Bayesian statistical methods have experienced significant advances in the past 20 years, primarily due to their inherent strengths such as logical clarity, flexibility, and the ability to incorporate information from diverse sources. Additionally, these methods have proven capable of tackling complex statistical problems by employing computational techniques based on stochastic simulation methods. Bayesian inference is now widely employed across various scientific disciplines, such as economics, finance, econometrics, marketing, biostatistics, image-processing and more. This course aims to provide an introduction to Bayesian statistics by elucidating its logical principles and underlying concepts. By the end of the course, students will have a solid understanding of Bayesian hierarchical models, linear models, and techniques for model selection. They will also be equipped with the skills to utilize stochastic simulation methods. Special emphasis will be placed on the selection of appropriate statistical models and prior distributions, which serve as the foundation for empirical analysis. Through the use of practical examples and applications utilizing the statistical software R, the course will focus also on developing students' ability to select and implement statistical models that align with the problem at hand.

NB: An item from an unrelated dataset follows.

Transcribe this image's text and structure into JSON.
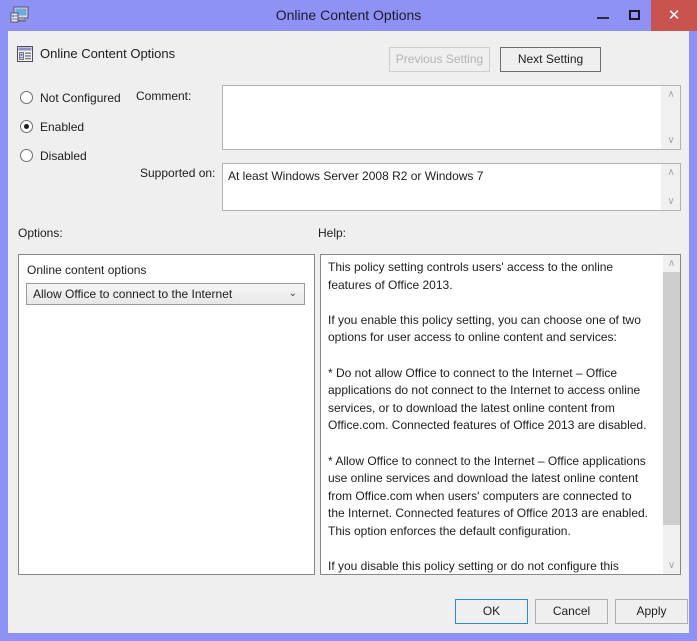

• Subjective probability: existence, coherence, and properties.
• Bayes' Theorem and statistical Inference as the update of probabilities.
• Predictive approach to statistical inference: exchangeability and de Finetti's representation theorem.
• Selection of prior distributions: conjugate distributions and non-informative priors. 
• Parametric inference: point estimation, interval estimation, hypothesis testing.
• Bayesian hierarchical models, linear and generalized linear models, model selection techniques.
• Stochastic simulation methods: Monte Carlo, Gibbs sampler, and Metropolis-Hastings.
• Bayesian graphical models, Gaussian processes, mixture models.

• Illustrate the concept of subjective probability and its role in Bayesian inference.
• Comprehend the logical foundations of Bayesian analysis.
• Explain the theoretical basis of Bayesian parameter estimation, hypothesis testing, interval estimation, and model selection.
• Identify appropriate prior distributions and the most effective computational techniques based on the statistical problem.

• Select suitable Bayesian statistical models for a given problem.
• Compute posterior distributions using analytical methods and computational techniques.
• Interpret and communicate the results obtained from Bayesian analysis.
• Apply Bayesian statistical methods to real-world problems.
• Critically evaluate the strengths and limitations of Bayesian approaches in different contexts.

• Face-to-face lectures
• Exercises (exercises, database, software etc.)
• Group assignments

The teaching and learning activities are based on lectures that present Bayesian statistics with a main attention to methodology, theory and computational methods. Furthermore, these aspects are illustrated through R code "scripts" available on the Bboard platform, which students can upload to their own computers and use/modify directly to better understand the actual role of various models and proposed initial distributions. The group work, which contributes to the final evaluation, allows students to delve into a topic of their interest (theoretical or applied).

Student evaluations is based on :

• Group assignment, to verify the student's ability to use the methodologies and techniques presented in class in situations other than those explicitly considered in the course.
• Written exam, consisting of exercises and theory questions, which aim to evaluate both the understanding of the proposed methodologies and the student's ability to apply the analytical tools illustrated during the course. 

Grading rule: Let X denote the grade of the written individual exam and let Y be the grade of the group assignment. Then, if Y is greater than or equal to X, the final grade is 0.3*Y+0.7*X. Otherwise, if Y is less than X, the final grade is X.

The course relies, mostly, on the book:

• P.D. HOFF, A first course in Bayesian statistical Methods, New York, Springer-Verlag, 2009.     

Other useful secondary references are listed below:

• A. GELMAN, J.B. CARLIN, H.S. DUNSON, et al., Bayesian Data Analysis, Third Edition, CRC Press, 2013.

Slides and clarification notes summarizing the contents presented in class are also provided. Students who are interested in deepening, individually, specific concepts are provided with additional reading materials upon request. These additional materials are not object of final evaluation.